The onus was on the prosecution to negate the possibility that the complainant’s account was not correct beyond reasonable doubt, which it could not do in the face of the other evidence. In other words, although the testimony of the complainant was capable of being considered truthful and reliable when taken by itself, there was other contradictory evidence before the court that was unchallenged by the Crown and which therefore also had to be considered truthful and reliable. When considered together, a reasonable doubt must have arisen as to which account was correct.
Therefore, it was the unanimous decision of the High Court that the totality of the evidence ought to have caused a jury, acting rationally, to entertain a reasonable doubt as to essential elements of the prosecution case, thus leading to the High Court quashing both convictions and entered acquittals.
There has been much criticism and commentary within the media as whether this decision highlights problems in legal system.
On the contrary, nothing in the Pell case has overturned or diminished the crucial and primary responsibility of juries, not judges, to determine whether an accused person is guilty of an offence.
Rather, the appeal has illustrated that there may be exceptional cases in which it appears that a jury has fallen into error because it has reached a verdict that was not reasonably open on the evidence.
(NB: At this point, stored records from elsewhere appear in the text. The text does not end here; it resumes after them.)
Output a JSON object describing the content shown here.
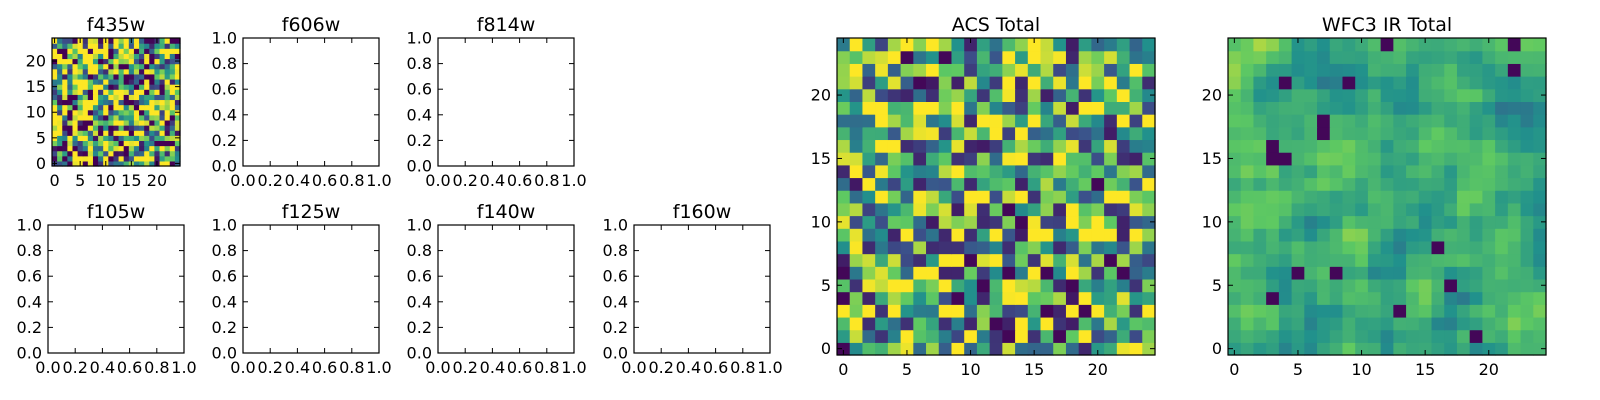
{
  "chart_data": [
    {
      "id": "f435w",
      "type": "heatmap",
      "title": "f435w",
      "xlim": [
        -0.5,
        24.5
      ],
      "ylim": [
        -0.5,
        24.5
      ],
      "xticks": [
        0,
        5,
        10,
        15,
        20
      ],
      "yticks": [
        0,
        5,
        10,
        15,
        20
      ],
      "grid": false,
      "colormap": "viridis",
      "seed": 11,
      "vmin": 0,
      "vmax": 1,
      "contrast": 1.6
    },
    {
      "id": "f606w",
      "type": "heatmap",
      "title": "f606w",
      "xlim": [
        0,
        1
      ],
      "ylim": [
        0,
        1
      ],
      "xticks": [
        "0.0",
        "0.2",
        "0.4",
        "0.6",
        "0.8",
        "1.0"
      ],
      "yticks": [
        "0.0",
        "0.2",
        "0.4",
        "0.6",
        "0.8",
        "1.0"
      ],
      "grid": false,
      "empty": true
    },
    {
      "id": "f814w",
      "type": "heatmap",
      "title": "f814w",
      "xlim": [
        0,
        1
      ],
      "ylim": [
        0,
        1
      ],
      "xticks": [
        "0.0",
        "0.2",
        "0.4",
        "0.6",
        "0.8",
        "1.0"
      ],
      "yticks": [
        "0.0",
        "0.2",
        "0.4",
        "0.6",
        "0.8",
        "1.0"
      ],
      "grid": false,
      "empty": true
    },
    {
      "id": "f105w",
      "type": "heatmap",
      "title": "f105w",
      "xlim": [
        0,
        1
      ],
      "ylim": [
        0,
        1
      ],
      "xticks": [
        "0.0",
        "0.2",
        "0.4",
        "0.6",
        "0.8",
        "1.0"
      ],
      "yticks": [
        "0.0",
        "0.2",
        "0.4",
        "0.6",
        "0.8",
        "1.0"
      ],
      "grid": false,
      "empty": true
    },
    {
      "id": "f125w",
      "type": "heatmap",
      "title": "f125w",
      "xlim": [
        0,
        1
      ],
      "ylim": [
        0,
        1
      ],
      "xticks": [
        "0.0",
        "0.2",
        "0.4",
        "0.6",
        "0.8",
        "1.0"
      ],
      "yticks": [
        "0.0",
        "0.2",
        "0.4",
        "0.6",
        "0.8",
        "1.0"
      ],
      "grid": false,
      "empty": true
    },
    {
      "id": "f140w",
      "type": "heatmap",
      "title": "f140w",
      "xlim": [
        0,
        1
      ],
      "ylim": [
        0,
        1
      ],
      "xticks": [
        "0.0",
        "0.2",
        "0.4",
        "0.6",
        "0.8",
        "1.0"
      ],
      "yticks": [
        "0.0",
        "0.2",
        "0.4",
        "0.6",
        "0.8",
        "1.0"
      ],
      "grid": false,
      "empty": true
    },
    {
      "id": "f160w",
      "type": "heatmap",
      "title": "f160w",
      "xlim": [
        0,
        1
      ],
      "ylim": [
        0,
        1
      ],
      "xticks": [
        "0.0",
        "0.2",
        "0.4",
        "0.6",
        "0.8",
        "1.0"
      ],
      "yticks": [
        "0.0",
        "0.2",
        "0.4",
        "0.6",
        "0.8",
        "1.0"
      ],
      "grid": false,
      "empty": true
    },
    {
      "id": "acs-total",
      "type": "heatmap",
      "title": "ACS Total",
      "xlim": [
        -0.5,
        24.5
      ],
      "ylim": [
        -0.5,
        24.5
      ],
      "xticks": [
        0,
        5,
        10,
        15,
        20
      ],
      "yticks": [
        0,
        5,
        10,
        15,
        20
      ],
      "grid": false,
      "colormap": "viridis",
      "seed": 23,
      "vmin": 0,
      "vmax": 1,
      "contrast": 1.1
    },
    {
      "id": "wfc3-ir-total",
      "type": "heatmap",
      "title": "WFC3 IR Total",
      "xlim": [
        -0.5,
        24.5
      ],
      "ylim": [
        -0.5,
        24.5
      ],
      "xticks": [
        0,
        5,
        10,
        15,
        20
      ],
      "yticks": [
        0,
        5,
        10,
        15,
        20
      ],
      "grid": false,
      "colormap": "viridis",
      "seed": 37,
      "vmin": 0,
      "vmax": 1,
      "contrast": 0.9,
      "smooth": true
    }
  ],
  "colors": {
    "frame": "#000000",
    "background": "#ffffff"
  }
}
If a convicted person lodges an appeal against their conviction on that basis, it is the responsibility of the appellate court to apply a technical legal test to determine whether the verdict was ‘unsafe’. That is what the High Court did in this case.
It is our hope that the decision will not deter victims of sexual abuse from coming forward to tell their stories and seek justice for past wrongs they have suffered.
In relation to reports that the Commonwealth Attorney-General is considering whether some redacted portions of the final report of the Royal Commission into Institutional Responses to Child Sexual Abuse that are relevant to Cardinal Pell could be released, the Law Council welcomes the prompt review of the redacted portions of the report, and supports the timely completion of that review as a matter of priority.
If there is no longer a valid reason for the material to remain secret, then it is important that it is released as soon as that decision is made.
Given the prolonged adjournment of Parliament due to the COVID-19 pandemic, we hope that the Australian Government will not wait until the resumption of Parliamentary sittings to table an unredacted report and will arrange for tabling to occur out-of-session.